Bajaj was addressing a meeting at the World Economic Forum on how to achieve EM growth in a global slowdown. Corruption was the biggest issue singled out – and the Indian subcontinent figured large.
Indicative of the problem was a private aside from an executive at a large European car manufacturer. “We’d be interested in becoming active in Pakistan,” the executive, who preferred to stay anonymous, told beyondbrics. “But there’s no way we’ll do it. Corruption is too widespread.”
That was reflected in the debate. “Sixty per cent of what people said was about corruption,” Huguette Labelle, chair of Transparency International and panelist in the discussion, told beyondbrics. “Yet I find that very encouraging. It shows people take corruption increasingly serious, understanding that it impacts growth.”
The problem is particularly acute in India, where corruption is a part of life for many citizens, used to paying small bribes even for the most essential transactions of life: to get a birth certificate, a driver’s licence or a passport.
Bajaj, a Davos all-star – he’s attended the conference for 34 straight years – outlined his anti-corruption ideas:
“I’m expecting a lot of the Aadhaar e-ID project,” Bajaj told beyondbrics after the session, which was closed to the press. Bajaj said the electronic ID, which most Indians will receive by the end of this year, could be used to give the poor in India access to a bank account, so government aid could be wired directly to beneficiaries, avoiding intermediaries. (A similar project has been successfully implemented in Afghanistan, where police officers are paid their salaries through a mobile account.)
Bajaj proposed banning people convicted of corruption from running for public office. “Over a fourth of India’s MPs have cases for corruption running against them. That’s scandalous and it should be forbidden,” he said.
And he said people found to have paid bribes of up to $100 should go unpunished, as long as no undue benefit was received in return. “For many poor people, bribing is a necessity,” Bajaj said. “They should not be prosecuted for doing something they need to do to survive. It may be immoral, but in these cases bribes should not be pursued.”

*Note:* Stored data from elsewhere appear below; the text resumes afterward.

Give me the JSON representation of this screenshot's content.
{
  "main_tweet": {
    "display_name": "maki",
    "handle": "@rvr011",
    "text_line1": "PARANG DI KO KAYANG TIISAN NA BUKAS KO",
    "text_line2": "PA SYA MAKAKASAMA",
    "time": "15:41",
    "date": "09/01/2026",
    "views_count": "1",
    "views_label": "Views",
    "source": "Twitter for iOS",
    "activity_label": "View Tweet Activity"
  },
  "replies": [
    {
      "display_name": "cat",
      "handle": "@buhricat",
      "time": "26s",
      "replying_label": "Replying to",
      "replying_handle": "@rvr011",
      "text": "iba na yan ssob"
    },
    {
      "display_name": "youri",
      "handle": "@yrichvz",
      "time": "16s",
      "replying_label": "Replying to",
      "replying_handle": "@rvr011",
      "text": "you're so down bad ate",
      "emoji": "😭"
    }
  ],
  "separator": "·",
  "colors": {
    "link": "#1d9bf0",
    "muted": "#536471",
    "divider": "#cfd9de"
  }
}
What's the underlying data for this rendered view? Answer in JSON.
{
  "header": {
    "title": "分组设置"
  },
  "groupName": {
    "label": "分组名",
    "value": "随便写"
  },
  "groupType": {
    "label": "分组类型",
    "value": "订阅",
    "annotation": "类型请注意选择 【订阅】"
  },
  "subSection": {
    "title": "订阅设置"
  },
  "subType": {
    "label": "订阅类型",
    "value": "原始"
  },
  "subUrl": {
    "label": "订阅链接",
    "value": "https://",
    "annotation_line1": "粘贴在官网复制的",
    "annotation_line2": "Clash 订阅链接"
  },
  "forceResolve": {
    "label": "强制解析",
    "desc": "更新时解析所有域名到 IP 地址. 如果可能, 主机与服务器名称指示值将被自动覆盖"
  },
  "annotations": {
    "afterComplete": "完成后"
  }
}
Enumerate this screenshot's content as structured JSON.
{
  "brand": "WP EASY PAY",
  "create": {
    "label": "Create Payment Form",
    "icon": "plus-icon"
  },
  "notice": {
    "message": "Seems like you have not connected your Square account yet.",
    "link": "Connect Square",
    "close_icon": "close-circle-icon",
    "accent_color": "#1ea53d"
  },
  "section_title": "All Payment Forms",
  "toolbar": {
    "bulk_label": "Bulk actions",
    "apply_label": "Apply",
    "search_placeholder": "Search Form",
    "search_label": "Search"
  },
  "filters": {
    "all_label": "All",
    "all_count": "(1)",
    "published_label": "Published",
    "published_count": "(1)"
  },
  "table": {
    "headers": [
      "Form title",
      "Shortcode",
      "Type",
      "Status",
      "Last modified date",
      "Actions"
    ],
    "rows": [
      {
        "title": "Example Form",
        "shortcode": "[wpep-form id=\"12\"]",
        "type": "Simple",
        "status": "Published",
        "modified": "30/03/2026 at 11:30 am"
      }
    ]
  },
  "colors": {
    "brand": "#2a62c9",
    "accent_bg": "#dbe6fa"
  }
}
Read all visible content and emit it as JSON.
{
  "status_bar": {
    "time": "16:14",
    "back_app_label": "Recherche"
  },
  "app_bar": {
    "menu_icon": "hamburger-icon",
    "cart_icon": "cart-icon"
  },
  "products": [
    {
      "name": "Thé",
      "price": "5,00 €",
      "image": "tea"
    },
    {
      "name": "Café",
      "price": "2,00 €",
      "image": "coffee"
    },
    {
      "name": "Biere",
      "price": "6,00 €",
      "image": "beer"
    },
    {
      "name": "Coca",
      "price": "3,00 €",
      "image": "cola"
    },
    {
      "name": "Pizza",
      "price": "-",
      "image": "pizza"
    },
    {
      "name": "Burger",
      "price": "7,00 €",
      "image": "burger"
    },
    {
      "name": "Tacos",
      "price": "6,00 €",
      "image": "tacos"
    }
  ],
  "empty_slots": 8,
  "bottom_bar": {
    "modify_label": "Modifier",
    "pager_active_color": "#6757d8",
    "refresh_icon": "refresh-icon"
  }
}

The WEF proposed measures of its own to combat corruption. It asked governments to align their salaries to officials with those in the private sector, so the inclination to ask for bribes would be smaller.
Anand Sharma, India’s trade and industry minister, rejected the idea that corruption was a particularly Indian problem, saying it existed all over the world. “India has an assertive judiciary and well established institutions to investigate instances of corruption,” he said.
Be that as it may, Bajaj was pragmatic about the chances of tackling corruption. “I’m an optimist in general,” he said. “But as a businessman, I’m also a realist, with my two feet on the ground. It’s like Gandhi said: there’s enough in the world to meet everyone’s need, but there is not enough to meet everyone’s greed. And unfortunately, greed will never disappear.”